Lettre Arcadie, publiée dans Archives LGBT+

«Dans les années 60, alors que l'homosexualité, "fléau social", est fortement réprimée, pénalement et socialement, la revue Arcadie tente de faire exister une communauté et une culture "homophile". Conservée par le fonds Michel Chomarat à Lyon, cette rare "lettre personnelle" est un des moyens utilisés pour communiquer avec les abonnés, et contourner les censures. Pour grand nombre d'homosexuels, Arcadie a représenté une immense bouffée d'air.»

Les prémices des luttes trans

«Ecrit par Michel Cressole, ancien du Front homosexuel d'action révolutionnaire (FHAR) et proche ami de Guy Hocquenghem, cet article de Libération dresse une histoire des luttes transgenres, au moment où elles portaient encore le nom de "transexuelles". Internée dans le camp du Struthof pendant la Seconde Guerre mondiale, Marie-André Schwindenhammer avait créé en 1965 l'association AMAHO, Aide aux malades hormonaux.»

Représenter les lesbiennes

La une de Lesbia magazine du n°81 de mars 1990. Photo Mémoire des sexualités Marseille.

«La question de la "une", et de la personne qui y figure, se révèle être un enjeu dans l'histoire des journaux homosexuels et lesbiens.
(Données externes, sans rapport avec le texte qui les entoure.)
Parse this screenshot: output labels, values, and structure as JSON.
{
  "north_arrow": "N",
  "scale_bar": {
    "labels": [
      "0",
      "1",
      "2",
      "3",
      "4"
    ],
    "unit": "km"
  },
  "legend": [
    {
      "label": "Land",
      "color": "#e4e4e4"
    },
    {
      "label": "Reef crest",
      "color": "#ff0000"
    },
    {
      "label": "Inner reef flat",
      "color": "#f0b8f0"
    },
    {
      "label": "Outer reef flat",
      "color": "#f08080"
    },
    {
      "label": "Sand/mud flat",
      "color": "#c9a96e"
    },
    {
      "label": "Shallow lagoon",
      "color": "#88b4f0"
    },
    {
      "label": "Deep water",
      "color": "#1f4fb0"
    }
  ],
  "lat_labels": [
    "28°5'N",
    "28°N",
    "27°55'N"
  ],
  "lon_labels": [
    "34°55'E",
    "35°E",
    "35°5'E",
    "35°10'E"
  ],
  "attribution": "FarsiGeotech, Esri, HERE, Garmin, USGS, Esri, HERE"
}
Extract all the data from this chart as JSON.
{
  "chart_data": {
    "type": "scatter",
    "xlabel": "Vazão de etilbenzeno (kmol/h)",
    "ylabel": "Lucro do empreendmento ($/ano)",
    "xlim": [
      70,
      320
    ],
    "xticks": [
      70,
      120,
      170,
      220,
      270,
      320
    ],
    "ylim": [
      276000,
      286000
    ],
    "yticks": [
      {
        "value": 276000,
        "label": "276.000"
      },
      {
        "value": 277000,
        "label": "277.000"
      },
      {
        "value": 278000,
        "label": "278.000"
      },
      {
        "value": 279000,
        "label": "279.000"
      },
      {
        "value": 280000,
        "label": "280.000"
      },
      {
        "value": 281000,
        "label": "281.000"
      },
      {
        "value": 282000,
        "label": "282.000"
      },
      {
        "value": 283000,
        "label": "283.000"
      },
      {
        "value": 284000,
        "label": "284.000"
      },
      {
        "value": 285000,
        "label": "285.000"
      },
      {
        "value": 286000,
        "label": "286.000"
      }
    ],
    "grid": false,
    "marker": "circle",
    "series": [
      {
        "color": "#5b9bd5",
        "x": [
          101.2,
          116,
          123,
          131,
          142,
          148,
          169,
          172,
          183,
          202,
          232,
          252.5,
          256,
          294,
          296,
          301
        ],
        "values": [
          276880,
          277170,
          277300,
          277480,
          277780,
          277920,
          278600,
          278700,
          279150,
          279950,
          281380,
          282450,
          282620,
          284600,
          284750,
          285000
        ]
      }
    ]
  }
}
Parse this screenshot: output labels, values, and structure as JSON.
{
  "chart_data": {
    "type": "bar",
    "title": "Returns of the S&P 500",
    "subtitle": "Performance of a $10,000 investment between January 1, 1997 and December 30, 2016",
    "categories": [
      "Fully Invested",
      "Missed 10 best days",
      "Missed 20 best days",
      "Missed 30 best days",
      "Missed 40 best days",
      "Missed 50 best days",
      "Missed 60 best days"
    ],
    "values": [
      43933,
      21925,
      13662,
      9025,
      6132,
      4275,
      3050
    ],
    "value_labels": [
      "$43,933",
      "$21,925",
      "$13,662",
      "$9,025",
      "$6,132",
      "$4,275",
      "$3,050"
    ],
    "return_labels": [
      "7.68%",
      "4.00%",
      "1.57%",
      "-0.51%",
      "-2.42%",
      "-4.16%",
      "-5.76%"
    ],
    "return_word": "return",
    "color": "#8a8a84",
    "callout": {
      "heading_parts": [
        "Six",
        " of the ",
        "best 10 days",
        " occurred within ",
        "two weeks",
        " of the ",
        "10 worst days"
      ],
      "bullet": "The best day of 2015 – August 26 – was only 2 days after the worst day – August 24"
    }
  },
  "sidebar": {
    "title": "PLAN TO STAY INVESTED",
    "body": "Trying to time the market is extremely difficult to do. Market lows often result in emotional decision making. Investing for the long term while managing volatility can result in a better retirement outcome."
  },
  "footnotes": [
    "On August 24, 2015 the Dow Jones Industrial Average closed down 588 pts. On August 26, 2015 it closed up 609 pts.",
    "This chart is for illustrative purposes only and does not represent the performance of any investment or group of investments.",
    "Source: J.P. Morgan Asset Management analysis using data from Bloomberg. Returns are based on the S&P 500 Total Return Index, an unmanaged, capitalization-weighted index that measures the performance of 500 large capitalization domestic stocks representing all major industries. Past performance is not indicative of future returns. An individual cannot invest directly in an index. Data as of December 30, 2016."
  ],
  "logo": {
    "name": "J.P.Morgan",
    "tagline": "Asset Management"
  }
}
Dans les années 80, Homophonies, le mensuel du Comité d'urgence anti-répression homosexuelle (CUARH), reproduit en alternance des photos d'hommes et de femmes, et fut une des rares publications à le faire. Dans l'ouvrage, Catherine Gonnard, qui fut rédactrice en chef de Lesbia à la fin des années 80 et au début des années 90, raconte les innombrables discussions causées par les choix de unes du magazine lesbien, et notamment la difficulté de trouver des modèles disposées à s'exposer publiquement.»

«La radicalité esthétique» d’Act Up Paris

«On retrouve sur cette affiche d’Act Up pour la manifestation du 1er décembre 1997 la radicalité esthétique du groupe, indissociable de sa radicalité politique et de sa politisation de l’épidémie. L’affiche est conservée à Marseille, au Mucem, qui détient un important fonds lié au sida. On peut parfois lire qu’exiger des droits, se battre pour des transformations juridiques et prendre la loi comme terrain de lutte serait une forme prétendue de "normalisation". L’argument est réactionnaire : c’est l’Etat qui détermine nos conditions de vie, "ce sont des lois qui tuent".»

(1) Les Vies de Guy Hocquenghem. Politique, sexualité, culture (éd. Fayard ; 2017).